Harry war wie gelähmt und fühlte sich nicht fähig, sich zu bewegen. Yuri war also ein Animagus, ein Schwan...und sie kannte den Eingang zue Heulenden Hütte...

„Kommst du nicht ?", rief sie halblaut und steckte ihren Kopf aus dem Loch.

„D-doch", sagte Harry, ging langsam auf den Spalt zu und sprang zu ihr herunter, wobei er sich den Kopf an einer Wurzel stieß, die aus der Erdwand herausragte.

„Warum hast du nie jemandem gesagt, dass du ein Animagus bist ?", zischte er und rieb sich seinen Hinterkopf.
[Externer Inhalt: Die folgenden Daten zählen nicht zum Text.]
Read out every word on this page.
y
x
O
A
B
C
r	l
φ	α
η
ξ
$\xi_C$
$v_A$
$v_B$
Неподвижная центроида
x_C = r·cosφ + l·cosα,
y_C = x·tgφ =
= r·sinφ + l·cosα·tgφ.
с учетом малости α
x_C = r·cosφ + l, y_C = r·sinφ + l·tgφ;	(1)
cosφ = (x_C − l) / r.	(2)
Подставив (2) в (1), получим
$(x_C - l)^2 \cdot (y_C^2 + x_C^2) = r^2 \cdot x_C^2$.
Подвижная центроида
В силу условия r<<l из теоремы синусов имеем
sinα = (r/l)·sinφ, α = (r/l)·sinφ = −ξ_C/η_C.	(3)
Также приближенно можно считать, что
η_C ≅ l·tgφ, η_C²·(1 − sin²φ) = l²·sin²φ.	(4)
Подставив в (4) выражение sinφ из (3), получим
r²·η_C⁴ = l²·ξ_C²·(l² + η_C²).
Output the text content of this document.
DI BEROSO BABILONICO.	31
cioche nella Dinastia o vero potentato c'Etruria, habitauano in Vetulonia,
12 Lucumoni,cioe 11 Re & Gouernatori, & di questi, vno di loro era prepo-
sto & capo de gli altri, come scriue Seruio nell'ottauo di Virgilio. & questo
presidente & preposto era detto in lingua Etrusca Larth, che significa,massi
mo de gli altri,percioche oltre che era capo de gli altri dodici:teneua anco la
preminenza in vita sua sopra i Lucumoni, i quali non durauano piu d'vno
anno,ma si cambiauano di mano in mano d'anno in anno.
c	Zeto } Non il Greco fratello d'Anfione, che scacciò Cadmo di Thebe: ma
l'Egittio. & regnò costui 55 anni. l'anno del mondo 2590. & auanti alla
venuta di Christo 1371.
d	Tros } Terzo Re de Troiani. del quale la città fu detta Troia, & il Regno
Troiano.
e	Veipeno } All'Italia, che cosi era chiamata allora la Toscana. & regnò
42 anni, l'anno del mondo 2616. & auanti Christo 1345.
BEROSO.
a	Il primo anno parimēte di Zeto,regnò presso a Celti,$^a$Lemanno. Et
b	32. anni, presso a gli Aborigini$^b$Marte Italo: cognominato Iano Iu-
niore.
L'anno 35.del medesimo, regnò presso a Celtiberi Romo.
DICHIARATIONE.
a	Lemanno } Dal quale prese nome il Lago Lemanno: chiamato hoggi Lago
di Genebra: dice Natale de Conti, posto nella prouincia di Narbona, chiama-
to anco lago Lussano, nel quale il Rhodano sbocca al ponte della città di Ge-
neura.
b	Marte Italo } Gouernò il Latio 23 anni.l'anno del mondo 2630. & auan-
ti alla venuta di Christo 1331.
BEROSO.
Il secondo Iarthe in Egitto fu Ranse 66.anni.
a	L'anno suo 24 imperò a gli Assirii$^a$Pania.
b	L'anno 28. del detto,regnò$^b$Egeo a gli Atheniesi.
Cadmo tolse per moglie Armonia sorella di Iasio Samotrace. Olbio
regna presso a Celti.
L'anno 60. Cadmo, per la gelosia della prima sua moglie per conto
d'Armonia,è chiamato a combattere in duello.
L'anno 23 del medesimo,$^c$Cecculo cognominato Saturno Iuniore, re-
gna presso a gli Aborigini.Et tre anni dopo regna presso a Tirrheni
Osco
„Weil das doch eigentlich widerrechtlich ist", antwortete Yuri entschuldigend und kratzte sich verlegen hinter dem Ohr. „Ich bin nicht im Zaubereiministerium eingetragen, nicht mal Dad weiß davon. Ich denke mal, er würde ganz schön durchdrehen, deshalb sage ich es ihm lieber nicht, er hat im Moment genug am Hals... na ja, er ist ja auch selber daran Schuld, aber so ist er nun einmal."

„Mir hättest du es ruhig sagen können, und Ron und Hermine auch", fügte er vorwurfsvoll hinzu. „Außerdem, kannst du den Desillusionierungszauber wieder rückgängig

machen ? So langsam habe ich es satt, wie der Boden auszusehen."
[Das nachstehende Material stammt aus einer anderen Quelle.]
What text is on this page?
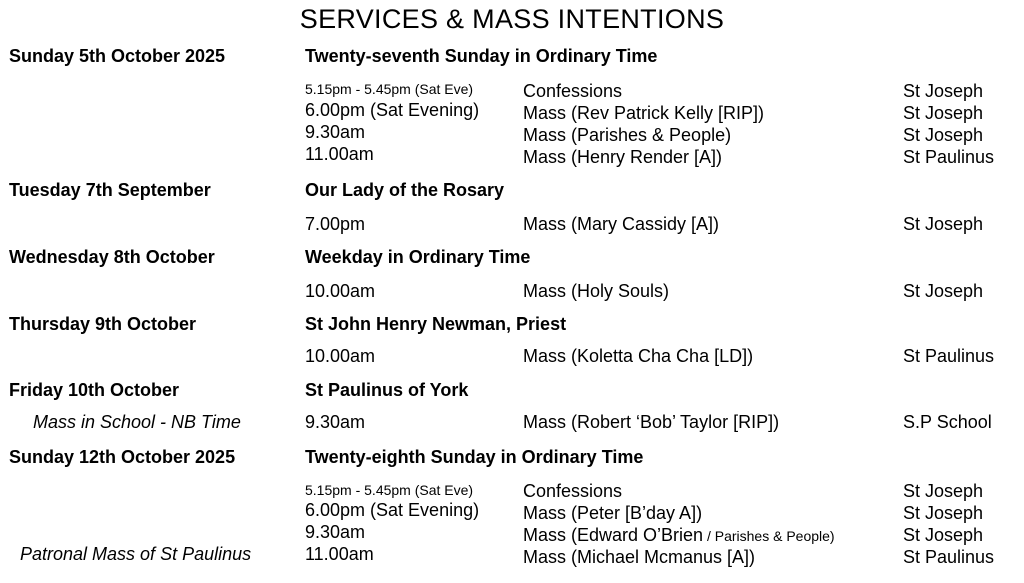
SERVICES & MASS INTENTIONS
Sunday 5th October 2025	Twenty-seventh Sunday in Ordinary Time
5.15pm - 5.45pm (Sat Eve)	Confessions	St Joseph
6.00pm (Sat Evening) Mass (Rev Patrick Kelly [RIP])	St Joseph
9.30am	Mass (Parishes & People)	St Joseph
11.00am	Mass (Henry Render [A])	St Paulinus
Tuesday 7th September	Our Lady of the Rosary
7.00pm	Mass (Mary Cassidy [A])	St Joseph
Wednesday 8th October	Weekday in Ordinary Time
10.00am	Mass (Holy Souls)	St Joseph
Thursday 9th October	St John Henry Newman, Priest
10.00am	Mass (Koletta Cha Cha [LD])	St Paulinus
Friday 10th October	St Paulinus of York
Mass in School - NB Time	9.30am	Mass (Robert ‘Bob’ Taylor [RIP])	S.P School
Sunday 12th October 2025	Twenty-eighth Sunday in Ordinary Time
5.15pm - 5.45pm (Sat Eve)	Confessions	St Joseph
6.00pm (Sat Evening) Mass (Peter [B’day A])	St Joseph
9.30am	Mass (Edward O’Brien / Parishes & People)	St Joseph
Patronal Mass of St Paulinus	11.00am	Mass (Michael Mcmanus [A])	St Paulinus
„Ich habe dir doch gezeigt, dass ich ein Animagus bin", entgegente sie grinsend und klopfte ihm mit ihrem Zauberstab auf den Kopf. „Dann glaubst du es mir wenigstens. Wenn ich es dir erzählt hätte, hättest du mich nur wieder für verrückt gehalten."

„Sehr witzig", sagte Harry schmunzelnd und begutachtete seine Schuhe, um sicherzugehen, dass er wieder sichtbar war.
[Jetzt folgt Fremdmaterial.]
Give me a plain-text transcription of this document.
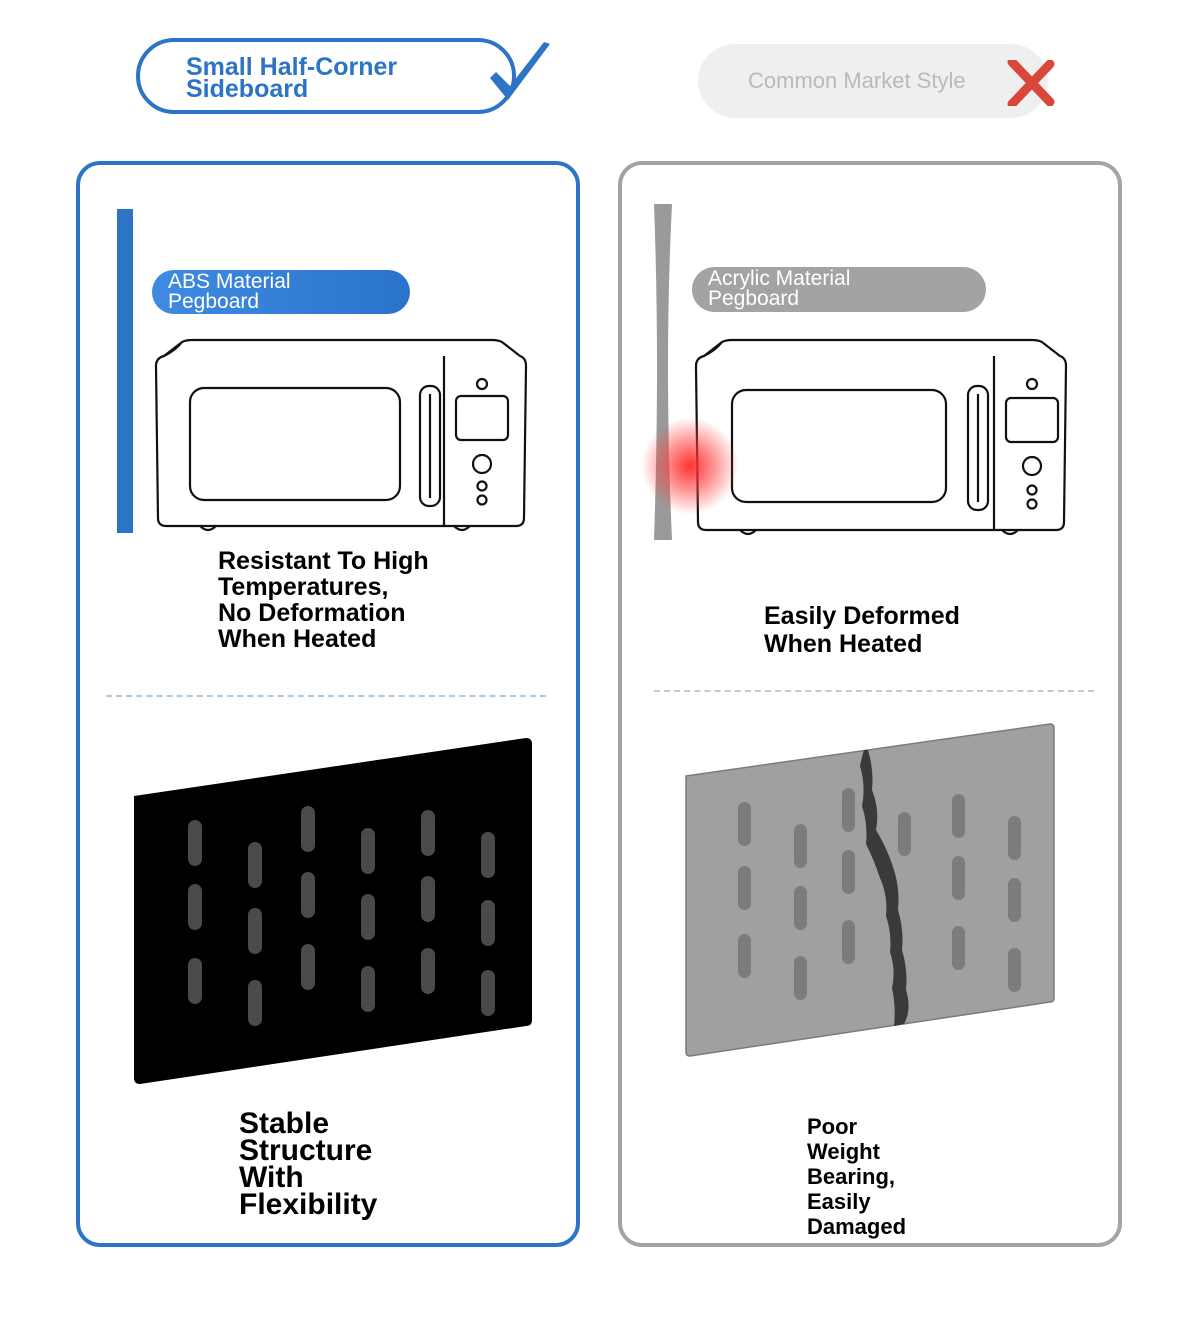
Small Half-Corner
Sideboard	Common Market Style
ABS Material
Pegboard
Resistant To High
Temperatures,
No Deformation
When Heated
Stable
Structure
With
Flexibility
Acrylic Material
Pegboard
Easily Deformed
When Heated
Poor
Weight
Bearing,
Easily
Damaged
„Los jetzt, sonst kriegen wir heute überhaupt keinen Schlaf mehr", sagte sie plötzlich und ging gebückt voran, den Tunnel entlang. Harry, der das unangenehme Gefühl hatte, der Tunnel sei seit seinem letzten Besuch noch ein wenig schmaler geworden, folgte ihr, vorsichtig darauf bedacht, nicht den Kopf zu heben.

Tatsächlich hatte Harry mehr Schwierigkeiten als beim letzten Mal, durch den Tunnel zu gelangen. Zwar beschleunigten sie ihre Schritte bald, doch nach einiger Zeit bekam Harry kaum noch Luft, er lief jedoch zielstrebig hinter Yuri hinterher, die weitaus weniger Probleme damit hatte, durch den engen Gang zu kriechen, da sie um einiger kleiner war als er. Dennoch atmete auch sie schwer, nachdem sie einige Zeit gegangen waren.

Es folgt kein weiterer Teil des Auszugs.